Die Entwicklung ließe sich damit rechtfertigen, dass die Art des Contents sich eben gewandelt hat. Offenbar sind im privaten Rahmen heute lange Texte out, ebenso selbst gedrehte Dokumentationen oder bereichernde Bilderstrecken. Die Produktionstätigkeiten der überwältigenden Mehrheit der derzeitigen Netzbürger bestehen aus „Thumbs up!“, „RT“ und „+1“. Gerade der Start von Google+ hat dies gezeigt. Noch hat das Netzwerk nicht seinen festen Platz im Social Web gefunden, viele sind orientierungslos und scheuen sich davor, schon jetzt ihre Prioritäten festzulegen. So werden alle Kanäle gleichzeitig bedient und die neuen Mitglieder von Google+ werden Zeugen von ebenso redundantem wie selbstreferentiellem Link-Geschubse: Ich finde keine News, dieselbe News findet mich – und das gleich hundertfach.

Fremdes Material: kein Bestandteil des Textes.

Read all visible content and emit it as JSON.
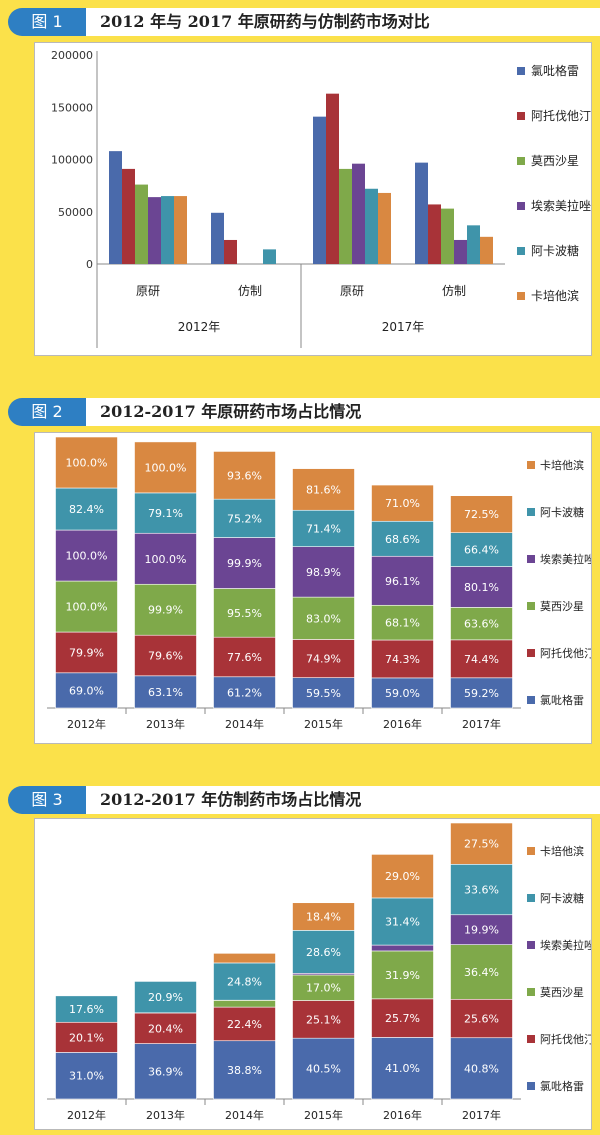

Blogs sind die letzte Bastion des Handgemachten. Der Erfolg sozialer Netzwerke liegt darin begründet, dass sie leicht zu bedienen sind. Blogs sind es nicht für jeden. Doch soziale Netzwerke können auch niemals ihre Funktion einnehmen: Es fehlen der infrastrukturelle Rahmen und vor allem die relevante Aufmerksamkeitsspanne. Blogs fordern eine Form des Zentralismus, der bei Facebook und Google+ nicht gegeben ist: Sie sind verlinkbare Quellen und einzigartige Bezugspunkte, die politisch oder weltanschaulich oder einfach meinungsbildend klare Positionen im Raum beziehen. Das kann bis heute kein Netzwerk leisten.

Wahrscheinlich soll dieser Post ein verstecktes Plädoyer für die Wiederentdeckung der Blogosphäre sein – oder etwas Ähnlichem. Das Social Web wurde aus dem Gedanken des Sozialen geboren: Vernetzung, Teilen, Austausch. Von der Substanz, die einmal damit einher ging, ist heute nicht mehr all zu viel zu spüren, die sozialen Anteile werden immer geringer. Wir drehen uns im Kreis und flüchten uns zu den kommerziellen Inhaltsanbietern, die uns die Arbeit abnehmen, eine eigene Meinung zu bilden und zu äußern. Ich bin gelangweilt von den zehn, fünfzehn immer gleichen Quellen, die nach Schema F dem Anspruch nach Berechenbarkeit folgen.

Die Voraussetzungen für ein starkes Social Web sind so gut wie nie zuvor. Doch nun, da wir den allumfassenden kommunikativen Rahmen haben, wissen wir nichts damit anzufangen. Und begnügen uns damit, uns gegenseitig Links zuzuschieben und hin und wieder mal ein „LOL“ oder „WTF“ vom Stapel zu lassen. Ja, ich denke, das sollte ein Plädoyer für die Wiederentdeckung der Blogosphäre sein – und nicht mal ein verstecktes. Vielleicht ist es aber auch an der Zeit, dass sich Anbieter von Blog-Software überlegen, wie sie ihr Produkt wieder zum Allgemeingut machen können. Das Bild von Blogs hat sich seit wohl über einem halben Jahrzehnt nicht gewandelt – eine Ewigkeit in heutigen Maßstäben.